In all caps, that's-- okay. (as kid) Ha ha ha ha ha. (as dad) Voice message 2--" (laughing) That's actually so funny. I could just picture him going,
"Voice message 2 Mellissa." - Yeah, I like how
the "2" is there too, dang. (laughing) Was he typing that?
I'm so confused. - The classic old people
can't use technology joke. - My dad still types like this. [Inaudible] do this or this? It's funny, but I feel like
my dad's getting better at technology. - (laughing) (as dad) "In a meeting.
In a meeting. In a meeting.
In a meeting. In a meeting. In a meeting.

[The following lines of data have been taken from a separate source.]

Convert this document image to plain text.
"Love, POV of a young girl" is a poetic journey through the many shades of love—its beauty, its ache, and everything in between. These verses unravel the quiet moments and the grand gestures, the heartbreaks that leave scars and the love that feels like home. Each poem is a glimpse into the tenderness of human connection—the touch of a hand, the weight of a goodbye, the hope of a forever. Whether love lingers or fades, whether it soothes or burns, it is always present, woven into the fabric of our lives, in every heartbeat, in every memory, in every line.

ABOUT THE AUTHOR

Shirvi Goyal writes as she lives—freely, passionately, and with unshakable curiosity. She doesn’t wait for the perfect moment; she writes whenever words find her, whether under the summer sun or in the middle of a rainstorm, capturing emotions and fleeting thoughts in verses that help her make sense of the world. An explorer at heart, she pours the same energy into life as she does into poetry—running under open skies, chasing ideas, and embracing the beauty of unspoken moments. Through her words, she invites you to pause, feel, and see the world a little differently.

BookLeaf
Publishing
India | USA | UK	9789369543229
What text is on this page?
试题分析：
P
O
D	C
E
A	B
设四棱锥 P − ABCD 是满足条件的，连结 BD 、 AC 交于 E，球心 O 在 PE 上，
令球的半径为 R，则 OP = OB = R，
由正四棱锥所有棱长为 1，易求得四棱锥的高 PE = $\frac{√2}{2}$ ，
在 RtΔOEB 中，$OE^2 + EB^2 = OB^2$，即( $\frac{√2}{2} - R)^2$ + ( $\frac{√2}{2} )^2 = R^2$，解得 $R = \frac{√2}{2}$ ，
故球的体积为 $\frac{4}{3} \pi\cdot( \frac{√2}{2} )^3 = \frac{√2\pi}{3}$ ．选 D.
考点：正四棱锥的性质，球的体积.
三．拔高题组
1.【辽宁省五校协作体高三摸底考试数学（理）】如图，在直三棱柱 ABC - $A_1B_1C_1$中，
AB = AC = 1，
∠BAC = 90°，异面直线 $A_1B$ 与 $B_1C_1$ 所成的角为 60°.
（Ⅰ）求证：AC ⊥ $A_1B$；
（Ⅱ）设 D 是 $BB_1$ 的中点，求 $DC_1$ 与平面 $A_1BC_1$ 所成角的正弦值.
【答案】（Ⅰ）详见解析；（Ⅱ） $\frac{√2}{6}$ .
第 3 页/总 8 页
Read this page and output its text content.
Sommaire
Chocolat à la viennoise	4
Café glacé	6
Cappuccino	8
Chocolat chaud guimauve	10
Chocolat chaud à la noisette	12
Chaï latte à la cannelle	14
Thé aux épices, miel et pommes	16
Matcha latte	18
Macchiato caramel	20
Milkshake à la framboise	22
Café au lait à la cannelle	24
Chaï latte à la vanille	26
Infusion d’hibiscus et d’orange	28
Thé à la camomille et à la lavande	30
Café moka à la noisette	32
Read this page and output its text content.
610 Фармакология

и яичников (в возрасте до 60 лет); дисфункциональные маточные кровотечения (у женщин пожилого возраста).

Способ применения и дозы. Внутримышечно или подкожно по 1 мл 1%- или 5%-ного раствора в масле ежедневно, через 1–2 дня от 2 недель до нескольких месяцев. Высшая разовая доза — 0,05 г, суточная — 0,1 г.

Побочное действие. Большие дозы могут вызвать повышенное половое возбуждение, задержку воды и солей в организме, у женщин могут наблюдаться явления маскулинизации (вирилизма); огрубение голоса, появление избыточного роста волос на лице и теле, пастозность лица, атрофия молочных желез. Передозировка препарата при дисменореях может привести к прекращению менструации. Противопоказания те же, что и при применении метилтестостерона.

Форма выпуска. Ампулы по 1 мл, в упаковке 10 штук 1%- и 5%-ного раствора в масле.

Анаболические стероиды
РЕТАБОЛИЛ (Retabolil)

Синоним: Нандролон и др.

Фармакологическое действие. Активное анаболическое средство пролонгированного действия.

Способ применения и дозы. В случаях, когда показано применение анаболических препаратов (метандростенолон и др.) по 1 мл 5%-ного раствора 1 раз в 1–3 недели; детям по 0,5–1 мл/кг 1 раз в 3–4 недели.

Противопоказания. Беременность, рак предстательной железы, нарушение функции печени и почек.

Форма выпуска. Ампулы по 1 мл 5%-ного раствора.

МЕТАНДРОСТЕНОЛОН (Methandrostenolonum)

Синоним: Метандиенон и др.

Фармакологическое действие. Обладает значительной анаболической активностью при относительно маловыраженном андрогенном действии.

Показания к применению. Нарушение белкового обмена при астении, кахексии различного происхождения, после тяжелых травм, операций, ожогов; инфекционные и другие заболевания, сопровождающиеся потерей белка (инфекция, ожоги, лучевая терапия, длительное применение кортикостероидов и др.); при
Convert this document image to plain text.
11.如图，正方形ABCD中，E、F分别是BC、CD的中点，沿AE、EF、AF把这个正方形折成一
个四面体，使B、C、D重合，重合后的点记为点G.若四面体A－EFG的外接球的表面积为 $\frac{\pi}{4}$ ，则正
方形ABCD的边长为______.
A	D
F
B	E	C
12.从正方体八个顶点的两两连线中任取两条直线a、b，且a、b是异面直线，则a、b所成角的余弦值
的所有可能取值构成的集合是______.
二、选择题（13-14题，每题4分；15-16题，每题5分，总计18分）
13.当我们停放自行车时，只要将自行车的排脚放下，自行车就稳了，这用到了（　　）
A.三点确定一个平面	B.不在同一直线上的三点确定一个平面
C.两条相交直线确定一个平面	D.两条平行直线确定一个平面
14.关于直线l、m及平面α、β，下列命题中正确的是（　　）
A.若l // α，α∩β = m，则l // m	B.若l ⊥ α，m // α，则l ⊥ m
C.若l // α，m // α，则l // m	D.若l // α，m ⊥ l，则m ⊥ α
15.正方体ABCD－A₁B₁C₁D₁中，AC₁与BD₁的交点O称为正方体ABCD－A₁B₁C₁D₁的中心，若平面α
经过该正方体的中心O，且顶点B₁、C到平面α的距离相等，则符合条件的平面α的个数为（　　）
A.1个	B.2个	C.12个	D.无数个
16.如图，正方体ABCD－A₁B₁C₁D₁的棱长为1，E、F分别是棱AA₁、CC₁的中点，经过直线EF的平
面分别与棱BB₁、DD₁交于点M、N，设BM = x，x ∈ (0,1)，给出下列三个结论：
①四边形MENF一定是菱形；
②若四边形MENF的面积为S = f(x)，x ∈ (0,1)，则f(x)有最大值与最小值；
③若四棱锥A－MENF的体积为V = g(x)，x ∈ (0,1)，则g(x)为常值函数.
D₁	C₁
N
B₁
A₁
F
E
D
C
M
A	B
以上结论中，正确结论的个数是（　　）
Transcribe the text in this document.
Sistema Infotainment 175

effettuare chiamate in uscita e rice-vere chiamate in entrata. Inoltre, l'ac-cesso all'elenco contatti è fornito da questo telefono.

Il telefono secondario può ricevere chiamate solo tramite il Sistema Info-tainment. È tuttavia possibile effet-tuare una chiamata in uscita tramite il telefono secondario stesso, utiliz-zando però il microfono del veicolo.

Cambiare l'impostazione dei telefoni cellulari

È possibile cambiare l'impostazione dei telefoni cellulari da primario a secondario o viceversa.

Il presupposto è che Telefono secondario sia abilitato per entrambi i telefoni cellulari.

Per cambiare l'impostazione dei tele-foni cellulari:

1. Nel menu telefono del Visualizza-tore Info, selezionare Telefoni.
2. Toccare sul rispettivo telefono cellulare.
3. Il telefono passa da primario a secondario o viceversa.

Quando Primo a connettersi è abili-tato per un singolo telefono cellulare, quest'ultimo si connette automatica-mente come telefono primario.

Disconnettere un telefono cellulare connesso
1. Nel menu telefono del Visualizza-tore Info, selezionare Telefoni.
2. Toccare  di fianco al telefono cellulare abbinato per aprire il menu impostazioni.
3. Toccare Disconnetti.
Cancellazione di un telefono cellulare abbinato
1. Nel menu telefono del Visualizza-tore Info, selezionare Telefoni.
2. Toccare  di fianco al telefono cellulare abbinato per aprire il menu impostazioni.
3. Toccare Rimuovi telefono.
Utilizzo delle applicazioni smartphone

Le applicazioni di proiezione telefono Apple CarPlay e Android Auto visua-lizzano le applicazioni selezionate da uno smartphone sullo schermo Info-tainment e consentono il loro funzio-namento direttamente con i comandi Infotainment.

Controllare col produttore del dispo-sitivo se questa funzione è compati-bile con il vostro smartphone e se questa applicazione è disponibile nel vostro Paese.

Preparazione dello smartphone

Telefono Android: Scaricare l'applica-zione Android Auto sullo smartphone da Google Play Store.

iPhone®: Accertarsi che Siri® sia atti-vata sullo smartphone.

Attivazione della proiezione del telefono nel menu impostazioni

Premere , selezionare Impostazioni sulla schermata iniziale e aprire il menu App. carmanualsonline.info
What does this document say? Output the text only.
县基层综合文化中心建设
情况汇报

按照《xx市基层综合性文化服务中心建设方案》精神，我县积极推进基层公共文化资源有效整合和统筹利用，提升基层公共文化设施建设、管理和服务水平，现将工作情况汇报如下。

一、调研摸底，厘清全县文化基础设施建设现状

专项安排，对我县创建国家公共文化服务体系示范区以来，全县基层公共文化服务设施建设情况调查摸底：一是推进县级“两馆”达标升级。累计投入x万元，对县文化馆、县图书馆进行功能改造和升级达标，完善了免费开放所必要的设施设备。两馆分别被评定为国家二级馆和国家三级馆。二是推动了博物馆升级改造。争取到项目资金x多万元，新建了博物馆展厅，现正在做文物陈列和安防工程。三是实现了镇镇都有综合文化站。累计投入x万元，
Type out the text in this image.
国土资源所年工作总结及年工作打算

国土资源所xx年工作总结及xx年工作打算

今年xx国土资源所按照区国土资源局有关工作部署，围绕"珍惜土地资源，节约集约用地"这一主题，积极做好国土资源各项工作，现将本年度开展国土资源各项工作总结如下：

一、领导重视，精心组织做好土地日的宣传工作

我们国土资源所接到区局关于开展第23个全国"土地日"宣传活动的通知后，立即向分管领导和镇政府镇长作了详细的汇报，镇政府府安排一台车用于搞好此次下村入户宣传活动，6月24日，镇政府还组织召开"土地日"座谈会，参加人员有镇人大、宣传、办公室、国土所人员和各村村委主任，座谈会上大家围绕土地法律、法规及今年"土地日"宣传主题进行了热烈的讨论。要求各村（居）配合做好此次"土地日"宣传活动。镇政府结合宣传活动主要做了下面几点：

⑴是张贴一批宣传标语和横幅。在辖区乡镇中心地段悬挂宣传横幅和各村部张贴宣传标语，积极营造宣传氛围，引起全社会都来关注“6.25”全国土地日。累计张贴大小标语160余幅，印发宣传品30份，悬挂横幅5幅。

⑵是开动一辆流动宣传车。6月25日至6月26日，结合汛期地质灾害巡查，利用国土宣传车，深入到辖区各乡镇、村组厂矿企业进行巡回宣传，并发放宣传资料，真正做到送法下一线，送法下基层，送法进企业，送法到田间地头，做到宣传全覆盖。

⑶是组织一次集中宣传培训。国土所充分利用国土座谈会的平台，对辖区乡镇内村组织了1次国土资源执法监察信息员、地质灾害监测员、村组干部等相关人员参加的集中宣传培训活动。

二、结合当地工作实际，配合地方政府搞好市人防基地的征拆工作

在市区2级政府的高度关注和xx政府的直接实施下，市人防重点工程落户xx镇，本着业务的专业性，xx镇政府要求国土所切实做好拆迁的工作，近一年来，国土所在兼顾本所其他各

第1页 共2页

In a meeting. (as kid) Are you in a meeting?" (as dad) No, why?" Why would you ask such a thing? - I'm guessing it was
one of those things where, you know,
when you call someone and they decline it, then
you can have the automatic message that says,
"I can't talk right now, sorry." That's probably what he was doing. - At a certain point, parents
just like to mess with their kids. - (laughing) These are just--
I've had more entertaining conversations with my dad than this. - I haven't really had that problem. My dad butt dials me
all the time, though. - What? Dads are so weird. They have their own
little sense of humor or just their own way of doing things, and I don't think I would
ever understand that. - (as kid) "Hi, daddy,
everything okay? (as dad) I just spent
the last three hours in a bra, so yes, everything is great. (as kid) In a bra?
Does mom know LOL? (dad) In a bar, definitely not a bra. (as kid) That's a relief, dad." - Dads and autocorrect,
they don't go together. They always mess up somehow. - Oh, hey, I even noticed
that it's called "Pop." They're rolling
dice except for this one. I wonder what kind
of people they are. I haven't seen that in a minute. - Still, does mom know he's in a bar? That's the real question. - I was over here thinking
that dad was in a bar, in a bra, and it's like,
"Whoa, dad. Is there something
you need to tell us all?" - (as dad) "Don't come home. Me and your mom
are getting it on tonight. (as kid) Ha ha ha. Gotta hate auto-correct, right? (as dad) What do you mean? (as kid) You made a typo, right? Look at your last text. (as dad) No, I did not make a typo. Dot, dot, dot." See, put a "Don't disturb" sign
or something, or put a sock on the door handle. I think I'd get the message from that. - Disgusting! Disgusting. I don't need to know this stuff. And then they'll be like,
"It's okay. When you find a man,
you'll be able to do the same thing." And it's like, "No.
No, no, no, no. Don't bring that up." - Why don't you just give them
a different excuse, like don't come home because
there's construction going--- I don't know-- something. See, I would be a good parent
because I know these things. - I would throw my phone
into a body of water if I received that text. - (FBE) So overall,
what do you think about all these texts?
- They're embarrassing! It made my stomach bubble,
and now I do realize that dads, in a unison,
are their own species. - I feel like it's very
accurate and stupid. Dads, get with the program. - They're definitely awkward. I mean, some of them
actually made me laugh, like the ones where
it's just really random, dads are clueless to technology. - My favorite one was
actually the moth one because I could see myself doing that. - Dads are so crazy. (laughing) - Thank you for watching
this episode on the React channel. - Let us know in the comments
what we should react to next. - Bye guys. - Hey guys, I'm Zach,
one of the producers of the React channel. Thank you so much for watching. Sorry, one second.
My dad's texting. That's nice of him.
He never texts-- Yeah. He doesn't
need to text me anymore. That's fine.